I was listening to an NPR reporter interview a preeminent
Bach scholar who said that the great performers of Bach’s music -- atheists and
materialists alike -- all felt as if they were communing with God when they played
Bach. Hearing about what the music of Bach does to master musicians, I thought
of something that Laura Dale, former editor of the Journal of the American Society for Psychical Research, once told
me. The man she loved in her youth
was a musician who died before they married. It was clear that her hope of
rejoining him after death was behind her passion for survival research.
There is one thing I clearly recall her saying. What most deeply convinced her of life
after death was no inference or pattern of evidence but listening to
Beethoven’s Missa Solemnis. The music convinced her in a way that
went completely beyond linear reason. It spoke directly to her soul of the reality of
transcendence. Apart from the experience,
needless to say, strict rationalists are apt to see this as just an emotive
outcry, a comforting illusion.
Still, I’m sympathetic to Laura Dale’s offering a musical
experience as the basis of her belief in the reality of a mind-mediated Otherworld. I recall two similar experiences, which
did something to me. A teenager, I
was listening to WQXR, which was the radio station for classical music in New
York City. The piece I heard was
by the medieval composer, Johannes Ockeghem, and it had a memorable title, Credo Sine Nomine, “Belief Without a Name”. I was so taken by this music – taken
out of my normal sense of self – that I dashed off a letter to the radio
station, describing (somewhat breathlessly) how the music affected me. A few days later I turned on WQXR and,
coincidentally, the classical “DJ” was reading my letter on air!
My second experience of transcendent music occurred years
later when I was a student at City University of New York. This time the composer was Claude
Debussy. I don’t remember which
composition it was, but I do remember the absolutely distinct sensations and
thought processes it it stirred up in me.

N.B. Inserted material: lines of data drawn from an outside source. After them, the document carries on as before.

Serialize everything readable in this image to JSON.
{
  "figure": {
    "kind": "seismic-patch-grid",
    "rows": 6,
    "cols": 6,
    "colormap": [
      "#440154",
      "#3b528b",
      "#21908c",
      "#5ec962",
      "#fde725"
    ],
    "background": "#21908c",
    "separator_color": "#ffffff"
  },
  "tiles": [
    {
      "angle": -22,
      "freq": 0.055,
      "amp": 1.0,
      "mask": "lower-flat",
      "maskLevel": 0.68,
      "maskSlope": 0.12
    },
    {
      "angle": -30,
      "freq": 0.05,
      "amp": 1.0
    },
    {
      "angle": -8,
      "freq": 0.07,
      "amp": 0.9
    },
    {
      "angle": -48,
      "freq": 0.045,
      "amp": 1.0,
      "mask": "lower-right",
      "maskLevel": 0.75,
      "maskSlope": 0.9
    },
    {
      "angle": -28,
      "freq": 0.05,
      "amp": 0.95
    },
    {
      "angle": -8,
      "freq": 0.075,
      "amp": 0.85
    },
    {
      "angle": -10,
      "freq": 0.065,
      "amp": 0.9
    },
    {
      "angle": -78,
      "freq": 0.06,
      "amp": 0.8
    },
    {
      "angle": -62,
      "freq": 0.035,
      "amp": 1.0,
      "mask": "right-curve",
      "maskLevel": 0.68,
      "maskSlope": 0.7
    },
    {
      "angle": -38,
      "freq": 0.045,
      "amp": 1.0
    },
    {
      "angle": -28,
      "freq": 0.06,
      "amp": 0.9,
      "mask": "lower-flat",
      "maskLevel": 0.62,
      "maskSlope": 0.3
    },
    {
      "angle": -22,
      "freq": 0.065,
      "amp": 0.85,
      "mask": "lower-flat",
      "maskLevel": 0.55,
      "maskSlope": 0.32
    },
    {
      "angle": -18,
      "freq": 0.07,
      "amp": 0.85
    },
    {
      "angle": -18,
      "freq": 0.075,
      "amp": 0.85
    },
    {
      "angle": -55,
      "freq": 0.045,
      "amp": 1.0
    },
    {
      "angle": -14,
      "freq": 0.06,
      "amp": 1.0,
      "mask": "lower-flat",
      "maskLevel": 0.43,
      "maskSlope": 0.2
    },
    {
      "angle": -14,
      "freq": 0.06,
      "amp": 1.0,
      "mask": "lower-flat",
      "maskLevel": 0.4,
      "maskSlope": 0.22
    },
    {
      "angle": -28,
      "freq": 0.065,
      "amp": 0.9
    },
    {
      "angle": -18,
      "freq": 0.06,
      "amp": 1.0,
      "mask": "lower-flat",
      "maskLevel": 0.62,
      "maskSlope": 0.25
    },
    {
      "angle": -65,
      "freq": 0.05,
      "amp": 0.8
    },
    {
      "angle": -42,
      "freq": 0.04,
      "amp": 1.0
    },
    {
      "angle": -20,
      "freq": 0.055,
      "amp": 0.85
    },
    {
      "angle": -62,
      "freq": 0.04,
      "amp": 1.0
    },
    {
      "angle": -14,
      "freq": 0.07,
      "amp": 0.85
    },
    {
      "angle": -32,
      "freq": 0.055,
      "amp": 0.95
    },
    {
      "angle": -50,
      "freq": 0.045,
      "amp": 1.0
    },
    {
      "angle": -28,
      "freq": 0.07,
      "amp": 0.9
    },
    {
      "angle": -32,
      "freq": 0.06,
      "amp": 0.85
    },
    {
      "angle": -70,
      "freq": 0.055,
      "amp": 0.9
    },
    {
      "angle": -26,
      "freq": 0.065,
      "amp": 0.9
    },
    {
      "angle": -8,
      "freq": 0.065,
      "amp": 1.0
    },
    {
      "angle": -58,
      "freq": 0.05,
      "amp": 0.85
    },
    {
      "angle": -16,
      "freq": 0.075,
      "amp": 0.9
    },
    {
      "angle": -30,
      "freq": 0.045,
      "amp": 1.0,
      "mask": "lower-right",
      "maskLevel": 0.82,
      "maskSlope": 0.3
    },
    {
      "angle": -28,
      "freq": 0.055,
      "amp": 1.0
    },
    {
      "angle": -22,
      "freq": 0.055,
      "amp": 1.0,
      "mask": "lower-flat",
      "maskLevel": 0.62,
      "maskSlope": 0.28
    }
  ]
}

It put me into a singular state: I felt complete freedom from the fear
of death, accompanied by the happy idea, “I can die now.” The “proof” of immortality was the
indescribable lightness of being I felt in response to certain passages of
Debussy’s music.
All sorts of experiences may produce the conviction
of having tasted immortality. They’re
complementary to the linear arguments from particular case histories that
psychical researchers focus on. In
my view, research on life after death should include the whole range of experiences
that carry the immediate, compelling sense of immortality. Music, I’m sure, is not the only example.
After all, what presumably does survive is us, the inner mental core of our being. There might be interesting ways we can
tease out that sense, that intrinsic quality of our immortal self-awareness.